Am Wochenende kam das Ereignis, vor dem ich zugegebener Massen am meisten Angst hatte- Weihnachten. Ohne meine Familie. Aber auch nur fast.
Wir sind zu meiner Gastomi nach Cochabamba gereist, um dort mit der gesamten Gastfamilie Weihnachten zu verbringen. Und es war so herzlich, dass ich nicht traurig war.
Alles begann mit dem Weihnachtsbaumschmuecken. Ich muss sagen, ich habe noch nie einen so bunten Weihnachtsbaum gesehen. Von pinken Sternen mit silbernen und goldenen Glitzerecken bis hin zu lilanen Kugeln mit Stoffspitze. Einfach unglaublich.
Mit dem Plastikbaum hat natuerlich der Tannenduft (und die Begutachtung von Opi und Holger, ob der Baum besser ist als deren (-; ) gefehlt, aber auf der anderen Seite finde ich es auch ein bisschen sinnlos, jedes Jahr einen Baum zu faellen, um ihn fuer drei Wochen im Wohnzimmer stehen zu haben. Auch wenn es Tradition ist.
Am 23. Dezember durfte ich unser typisches Weihnachtsessen zubereiten- Kartoffelsalat mit Wuerstchen. Ich glaube, es hat alles ganz gut geschmeckt. Allerdings nehme ich an, es war ihnen ein bisschen zu wenig Fleisch.
Denn allein fuer das traditionelle La Paz Weihnachtsessen- Picarna, lagerten zwei Waeschewannen voll mit Rind, Schwein und Haehnchen in der Vorratskammer.
Der Weihnachtsabend begann eigentlich erst um 23:00 Uhr. Bis davor haben noch fast alle Geschenke eingekauft und verpackt.
Meine Gastcousins haben getanzt und gesungen, danach wurde der Countdown bis um Punkt 12 runtergezaehlt und dann haben sich alle beglueckwuenscht und umarmt. Ich habe es wie Sylvester empfunden.

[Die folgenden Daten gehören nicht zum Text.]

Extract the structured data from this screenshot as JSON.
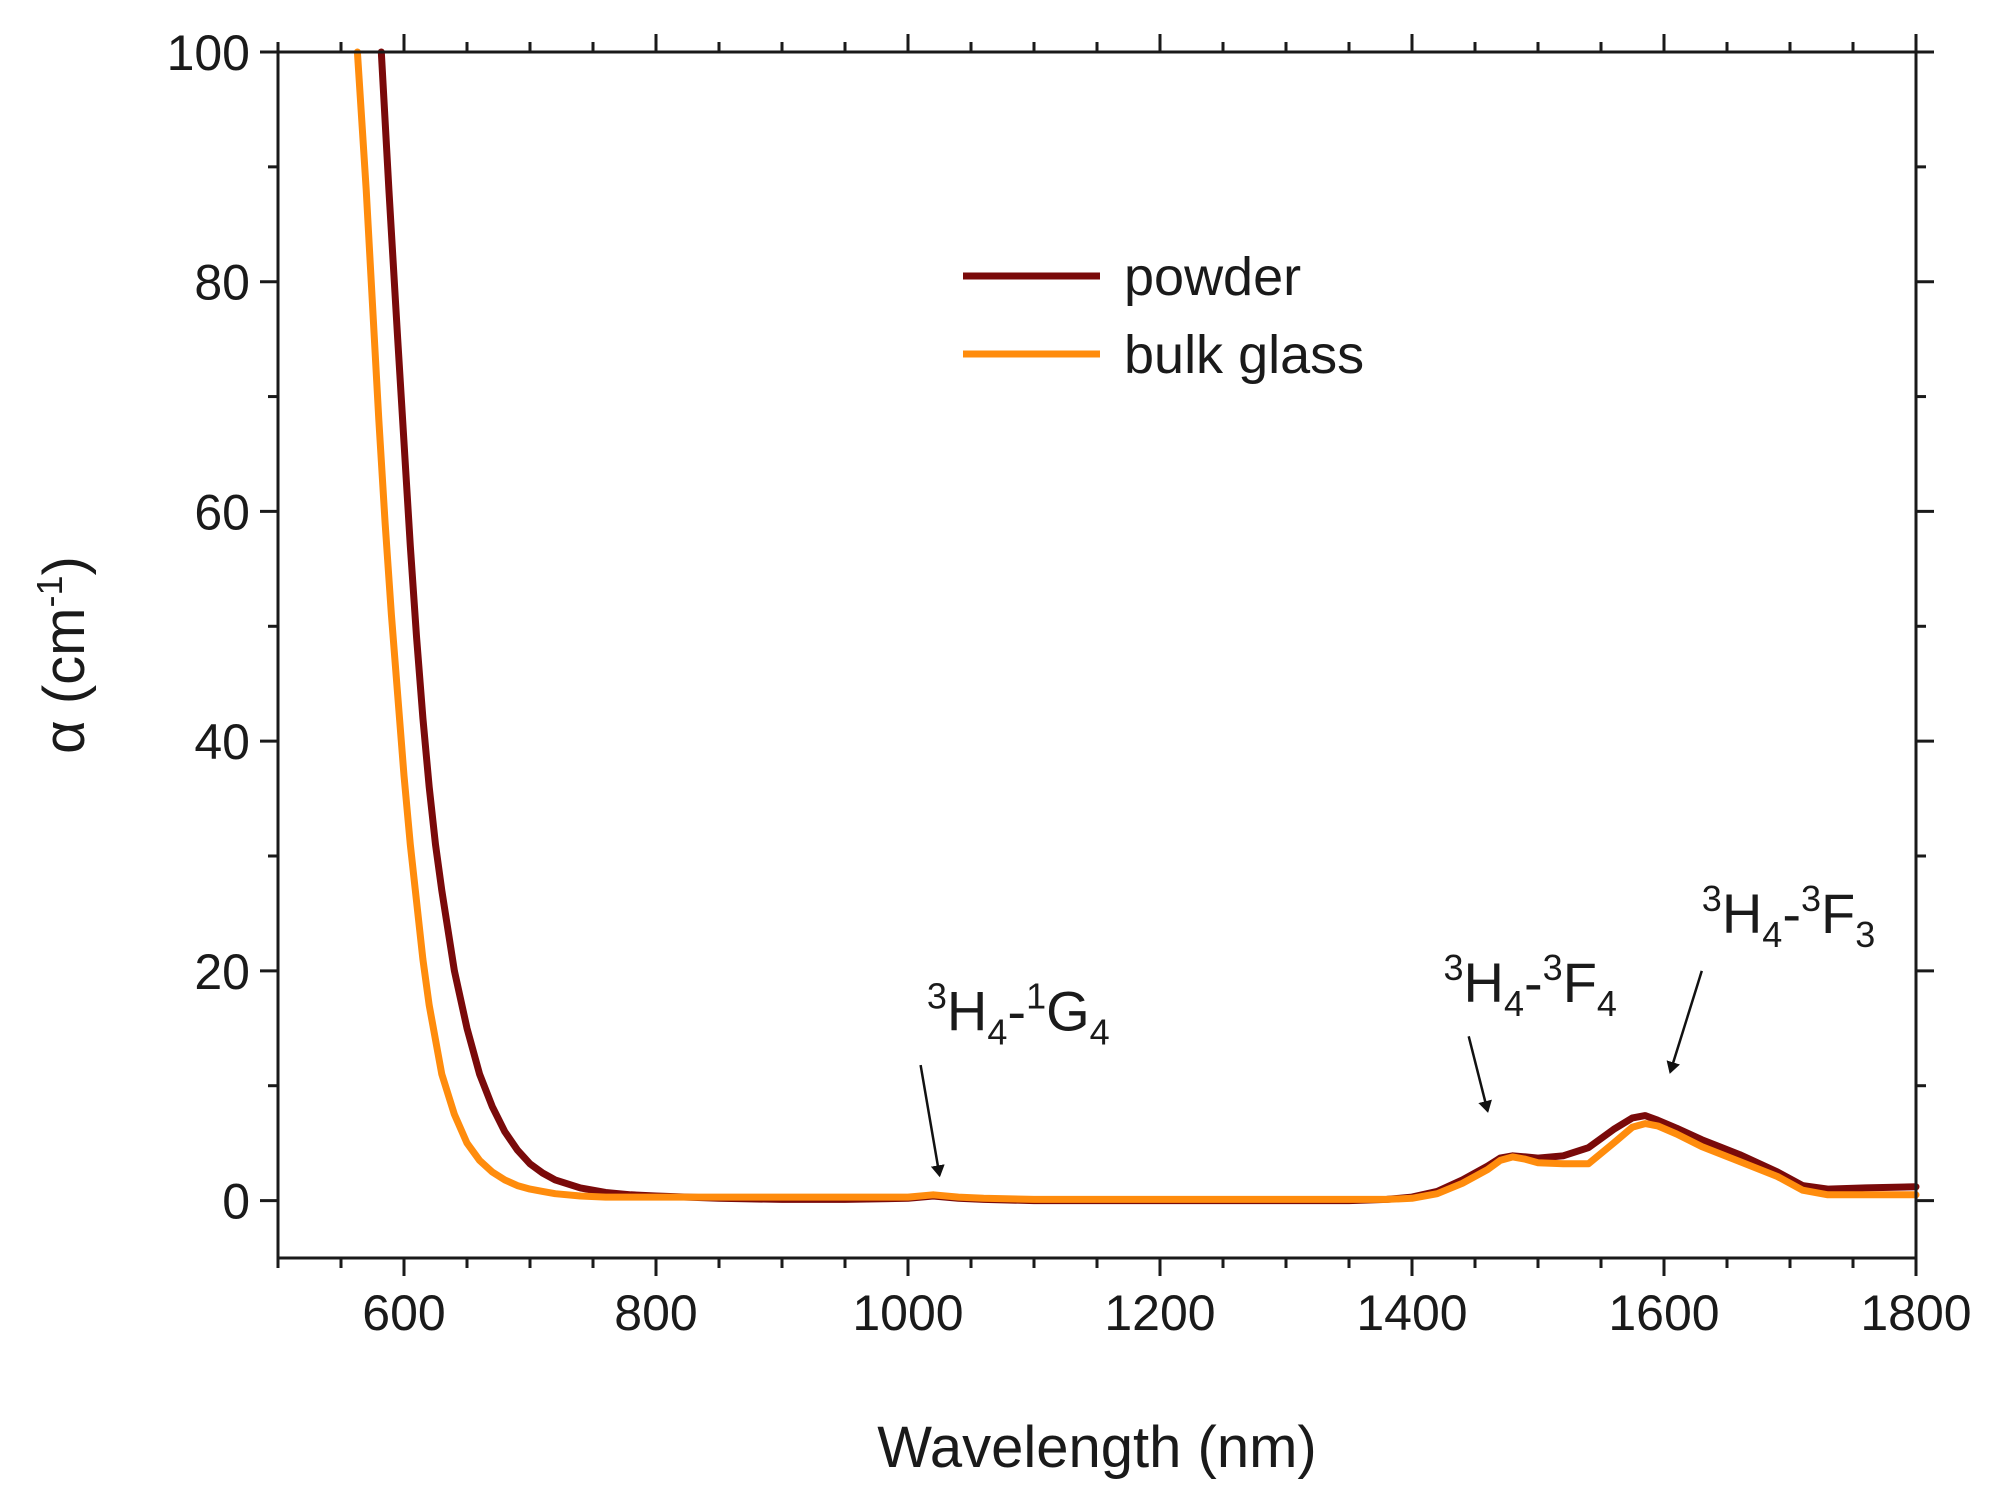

Um 01:30 haben wir dann letztendlich gegessen, nachdem die Geschenke verteilt wurden. Ich konnte wegen des ganzen Fleisches in der Nacht kein Auge zu machen. (-;
Am naechsten Tag haben wir nichts besonderes gemacht. Wir sind zusammen durch die Stadt gegangen, haben Film geguckt und eine Menge gegessen- so wie es Weihnachten wahrscheinlich in aller Welt ist.
Das Haus der Gastomi ist in der Zona Nor gelegen, das Reichenviertel von Cochabamba. Die Stadt ist wunderschoen. Man geht durch die flachen Strassen, alle Leute sind entspannt- das heisst man muss nicht Schlengellinien durch die Menschenmassen wie in La Paz gehen. An den Baeumen, Straeuchern und auf den Wiesen sind ueberall Blumen.
Aber auf der anderen Seite ist mir aufgefallen, dass man an jedem Ort Propaganda finden kann- und das nicht zu knapp. Ganze Fronten von Einkaufszentren werden als Werbeanzeige genutzt. Das zerstoert ein bisschen das Landschaftsbild.
Und ich moechte nicht wissen, wie gross der Einfluss von Coca Cola in Bolivien ist. Auf jeden Fall eines der Marktfueher. Wir wohnten direkt neben dem Haus von Papa Noel- eine von Coca Cola umgebaute Schule als Heim vom Weihnachtsmann. Es hat mich wirklich traurig gemacht, wie dort die Kinder beeinflusst wurden. Auf dem Nachttisch vom Papa Noel stand zum Beispiel ein Glas Cola und sogar die Eisbaeren hatten eine Flasche Cola am Maul.
Abends standen bis zu 200 Eltern mit ihren Kindern vor dem Haus, um den Weihnachtsmann zu sehen. Wirklich zu schade, was die Kinder hier fuer ein Bild bekommen haben...
Der Weihnachtsmann kommt doch aus Finnland! ... Und nicht aus der Coca Cola Fabrik.